Un día, a principios del siglo XVIII, Johann Conrad Dippel, el residente más notorio del castillo de Frankenstein que,
posiblemente, inspiró a la escritora Mary Shelley, estaba en su laboratorio en Berlín preparando su "elixir de la vida".
El controvertido teólogo, que hasta fue encarcelado por sus creencias, optó por la alquimia y, tras fracasar en sus intentos de convertir metales comunes en preciosos, se dedicó a crear esa "medicina universal" que, según afirmaba, curaba todos los males.

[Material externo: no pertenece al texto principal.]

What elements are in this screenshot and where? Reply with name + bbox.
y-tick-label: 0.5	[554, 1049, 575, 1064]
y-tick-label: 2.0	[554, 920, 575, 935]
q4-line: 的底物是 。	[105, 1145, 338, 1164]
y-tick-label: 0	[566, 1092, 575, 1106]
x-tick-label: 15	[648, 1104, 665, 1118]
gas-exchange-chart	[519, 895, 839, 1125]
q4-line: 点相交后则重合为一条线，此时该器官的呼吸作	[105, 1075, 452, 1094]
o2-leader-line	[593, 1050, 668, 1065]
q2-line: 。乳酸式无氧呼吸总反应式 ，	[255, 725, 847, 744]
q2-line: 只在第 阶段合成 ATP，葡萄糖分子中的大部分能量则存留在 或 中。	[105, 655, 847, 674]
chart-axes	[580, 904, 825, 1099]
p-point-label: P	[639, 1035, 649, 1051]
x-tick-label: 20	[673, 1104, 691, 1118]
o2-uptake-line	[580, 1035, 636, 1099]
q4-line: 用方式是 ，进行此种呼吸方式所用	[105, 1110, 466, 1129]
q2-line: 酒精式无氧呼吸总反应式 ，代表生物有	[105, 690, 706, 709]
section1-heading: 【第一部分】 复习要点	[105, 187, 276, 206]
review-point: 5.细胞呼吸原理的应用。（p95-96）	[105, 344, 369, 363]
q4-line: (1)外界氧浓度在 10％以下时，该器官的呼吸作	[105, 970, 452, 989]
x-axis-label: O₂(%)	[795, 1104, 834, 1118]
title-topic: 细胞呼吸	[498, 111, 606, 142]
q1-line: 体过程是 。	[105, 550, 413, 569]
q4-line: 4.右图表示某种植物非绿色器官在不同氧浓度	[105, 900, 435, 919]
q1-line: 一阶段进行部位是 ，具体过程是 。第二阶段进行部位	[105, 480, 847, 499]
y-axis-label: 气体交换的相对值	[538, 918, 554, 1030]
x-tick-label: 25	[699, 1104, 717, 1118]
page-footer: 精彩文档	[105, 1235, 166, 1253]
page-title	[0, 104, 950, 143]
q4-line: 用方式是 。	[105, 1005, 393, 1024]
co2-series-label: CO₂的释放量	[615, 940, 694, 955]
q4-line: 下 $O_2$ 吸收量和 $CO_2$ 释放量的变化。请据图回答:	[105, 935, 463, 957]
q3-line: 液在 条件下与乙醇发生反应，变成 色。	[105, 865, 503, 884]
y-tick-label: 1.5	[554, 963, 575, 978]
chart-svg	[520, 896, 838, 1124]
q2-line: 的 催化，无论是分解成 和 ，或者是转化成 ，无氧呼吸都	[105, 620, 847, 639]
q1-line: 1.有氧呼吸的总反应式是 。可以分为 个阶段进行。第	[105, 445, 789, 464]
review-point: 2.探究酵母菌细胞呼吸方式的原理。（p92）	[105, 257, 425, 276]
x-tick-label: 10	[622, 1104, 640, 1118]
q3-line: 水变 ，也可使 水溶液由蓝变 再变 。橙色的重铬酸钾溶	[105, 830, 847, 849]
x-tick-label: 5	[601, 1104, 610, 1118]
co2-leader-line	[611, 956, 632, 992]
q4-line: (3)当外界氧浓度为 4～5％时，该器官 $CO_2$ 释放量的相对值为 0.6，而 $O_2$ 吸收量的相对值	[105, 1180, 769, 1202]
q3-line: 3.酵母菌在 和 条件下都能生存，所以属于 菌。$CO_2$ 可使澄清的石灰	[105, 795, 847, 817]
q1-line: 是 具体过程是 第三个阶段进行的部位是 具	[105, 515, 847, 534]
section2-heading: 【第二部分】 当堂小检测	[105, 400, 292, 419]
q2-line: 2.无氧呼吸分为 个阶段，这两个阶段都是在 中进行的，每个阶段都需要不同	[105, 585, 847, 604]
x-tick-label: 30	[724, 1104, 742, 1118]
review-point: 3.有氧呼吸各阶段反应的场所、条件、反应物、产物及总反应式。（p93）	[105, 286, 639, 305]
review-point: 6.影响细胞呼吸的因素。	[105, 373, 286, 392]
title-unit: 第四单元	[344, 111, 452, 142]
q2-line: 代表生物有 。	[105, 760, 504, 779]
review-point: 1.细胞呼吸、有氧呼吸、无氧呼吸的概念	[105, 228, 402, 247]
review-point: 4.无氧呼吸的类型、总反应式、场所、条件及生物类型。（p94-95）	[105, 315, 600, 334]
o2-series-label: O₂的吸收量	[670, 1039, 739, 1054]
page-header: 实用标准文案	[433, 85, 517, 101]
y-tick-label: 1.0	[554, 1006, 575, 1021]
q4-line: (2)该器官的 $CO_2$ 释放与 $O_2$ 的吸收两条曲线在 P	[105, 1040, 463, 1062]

Su "aceite de Dippel", un brebaje cuyo aspecto era semejante al alquitrán líquido con un sabor y olor tan desagradable que durante la Segunda Guerra Mundial fue usado para hacer el agua imbebible y deshidratar al enemigo, era una destilación de cuernos, cuero, marfil y sangre descompuestos a la que le agregaba potasa (carbonato de potasio).
Al mismo tiempo, en el mismo lugar, un creador de colores suizo llamado Johann Jacob Diesbach estaba preparando un lote de laca carmesí, un pigmento rojo hecho con cochinilla, un insecto traído de Latinoamérica, para el cual también necesitaba potasa. Pero no tenía suficiente, así que tomó prestada parte de la de Dippel.
Al día siguiente, lo que encontraron en el laboratorio, sorpresivamente, era azul, en vez del rojo esperado.